Vegas changes every time we visit.  More hotels gone; others built anew.  Vegas is a city that doesn’t hold onto it’s history.  It demolishes it and builds the future on top of it.  In our driving around to find older Vegas we were just in time to see part of a sign beside the road.  The sign read, "ontier," and I realized that empty area of ground was the Frontier, or had been.  Don’t know the Frontier, I bet you do.  It’s the casino with the huge cowboy out front, waving his arm back and forth.  Yeah, that one.  See, I knew you’d seen it in a dozen movies or specials about Las Vegas.  The Frontier cowboy was a landmark, and now he’s gone.  There was a sign about what was coming soon, but I didn’t catch it.  It was strangely upsetting to have the casino gone, and I’d never been inside of it.  I guess if more of us tourists had gone inside of it, instead of just driven by, or taken the cowboy’s picture, it might not have been torn down.  Or it might have, Jon says over my shoulder.  Vegas is not a city to stand still.  It’s about bigger, brighter, more.  It is a city of excess, and proud of it.  Vegas doesn’t lie about what it’s selling, it’s very up front, and it delivers.  It’s gaudy, loud, stylish, always in style, never in style, and unrepentingly decadent, but in a sort of Walt Disney for grownups way.  It ain’t called Sin City for nothing. 
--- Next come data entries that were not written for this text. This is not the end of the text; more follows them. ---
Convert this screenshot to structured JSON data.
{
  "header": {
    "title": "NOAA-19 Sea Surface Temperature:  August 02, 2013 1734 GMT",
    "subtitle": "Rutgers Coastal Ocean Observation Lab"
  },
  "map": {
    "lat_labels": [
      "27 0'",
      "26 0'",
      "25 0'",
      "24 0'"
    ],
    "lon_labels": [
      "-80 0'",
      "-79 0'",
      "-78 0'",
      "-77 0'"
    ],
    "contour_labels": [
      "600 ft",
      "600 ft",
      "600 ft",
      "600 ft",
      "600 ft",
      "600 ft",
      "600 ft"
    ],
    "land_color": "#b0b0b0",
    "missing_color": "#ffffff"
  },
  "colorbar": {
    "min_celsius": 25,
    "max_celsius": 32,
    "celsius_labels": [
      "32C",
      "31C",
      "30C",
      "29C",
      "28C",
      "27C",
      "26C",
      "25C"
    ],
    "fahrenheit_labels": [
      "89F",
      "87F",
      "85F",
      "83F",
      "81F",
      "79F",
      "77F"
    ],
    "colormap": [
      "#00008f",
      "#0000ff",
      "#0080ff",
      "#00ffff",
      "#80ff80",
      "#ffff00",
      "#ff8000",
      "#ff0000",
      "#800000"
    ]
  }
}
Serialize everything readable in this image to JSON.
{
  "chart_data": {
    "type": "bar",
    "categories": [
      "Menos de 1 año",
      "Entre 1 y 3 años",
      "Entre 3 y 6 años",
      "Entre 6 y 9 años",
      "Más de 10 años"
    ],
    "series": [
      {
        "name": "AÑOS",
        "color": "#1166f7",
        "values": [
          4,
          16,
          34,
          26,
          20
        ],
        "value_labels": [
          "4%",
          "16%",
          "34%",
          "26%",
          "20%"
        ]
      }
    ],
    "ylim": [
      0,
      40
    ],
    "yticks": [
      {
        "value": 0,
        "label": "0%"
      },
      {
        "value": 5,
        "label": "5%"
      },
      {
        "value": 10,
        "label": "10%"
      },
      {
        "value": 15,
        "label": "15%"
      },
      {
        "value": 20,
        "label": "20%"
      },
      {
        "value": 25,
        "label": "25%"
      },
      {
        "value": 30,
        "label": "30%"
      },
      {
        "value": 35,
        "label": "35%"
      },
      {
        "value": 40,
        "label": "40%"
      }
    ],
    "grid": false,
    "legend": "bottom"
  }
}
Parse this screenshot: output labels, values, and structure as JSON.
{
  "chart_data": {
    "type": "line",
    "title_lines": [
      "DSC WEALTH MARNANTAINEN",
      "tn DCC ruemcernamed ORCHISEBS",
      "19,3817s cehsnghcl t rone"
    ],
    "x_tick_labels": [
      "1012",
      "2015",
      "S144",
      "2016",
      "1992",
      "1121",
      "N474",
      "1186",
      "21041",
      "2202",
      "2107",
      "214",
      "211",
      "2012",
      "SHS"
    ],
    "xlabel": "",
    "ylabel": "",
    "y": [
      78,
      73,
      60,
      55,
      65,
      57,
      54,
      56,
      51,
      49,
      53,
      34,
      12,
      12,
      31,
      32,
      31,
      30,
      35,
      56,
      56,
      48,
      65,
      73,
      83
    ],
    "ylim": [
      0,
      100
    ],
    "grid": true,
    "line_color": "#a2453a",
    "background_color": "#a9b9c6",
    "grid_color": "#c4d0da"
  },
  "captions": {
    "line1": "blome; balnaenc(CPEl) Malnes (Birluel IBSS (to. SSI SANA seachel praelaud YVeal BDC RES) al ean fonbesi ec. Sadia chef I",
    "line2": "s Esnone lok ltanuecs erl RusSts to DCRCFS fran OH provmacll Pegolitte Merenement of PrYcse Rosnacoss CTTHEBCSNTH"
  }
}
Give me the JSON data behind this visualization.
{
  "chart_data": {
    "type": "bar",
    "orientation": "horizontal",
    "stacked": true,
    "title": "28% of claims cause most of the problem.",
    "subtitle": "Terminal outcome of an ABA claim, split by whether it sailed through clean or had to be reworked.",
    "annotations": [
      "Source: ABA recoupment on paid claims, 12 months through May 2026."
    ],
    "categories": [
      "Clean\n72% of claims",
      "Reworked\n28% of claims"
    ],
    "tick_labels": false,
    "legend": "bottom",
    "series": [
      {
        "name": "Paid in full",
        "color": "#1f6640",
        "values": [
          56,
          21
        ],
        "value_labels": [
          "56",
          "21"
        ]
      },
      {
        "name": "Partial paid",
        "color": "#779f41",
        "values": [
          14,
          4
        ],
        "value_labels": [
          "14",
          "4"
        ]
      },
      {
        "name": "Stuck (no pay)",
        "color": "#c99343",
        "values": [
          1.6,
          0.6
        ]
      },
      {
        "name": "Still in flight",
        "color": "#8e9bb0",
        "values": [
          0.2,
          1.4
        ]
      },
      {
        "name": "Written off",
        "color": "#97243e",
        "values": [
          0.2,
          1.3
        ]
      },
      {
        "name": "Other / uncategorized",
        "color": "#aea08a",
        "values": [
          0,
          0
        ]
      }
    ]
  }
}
The telephone book was an eye opener.  Look up entertainment in the yellow pages.  Here in St. Louis, they’d hunt you down with dogs and clubs for the adds alone.  Okay, not really, but the visual is about the level of disapproval you would suffer here.  There are adds for redheads, blondes, young, old, male, though far more for female, transgendered, every ethnic flavor you can think of, and the adds that said couples preferred.  Why preferred?  I mean do the workers get paid by the person, like piece work in a factory?  I couldn’t figure it out, and couldn’t think of a reason to call and ask, because when I start asking questions, I always sound like a cop.  But I really did want to know what the heck they meant.  Jon was most interested in the adds that said, you don’t like them, don’t pay.  What?  You enjoy their company, then you don’t pay them?  Is that what they really mean?  Again, no way to find out without doing the whole sitcom thing, where,  no I really just wanted to talk.  We couldn’t think of any way of getting our curiosity satisfied that wasn’t embarrassing, so we’ll just have to wonder. 

But living in a city where the powers that be told me I couldn’t even put a fictional Bondage and Submission themed club on the St. Louis side of the river, it’s nice to be in a city that isn’t afraid to be a grownup.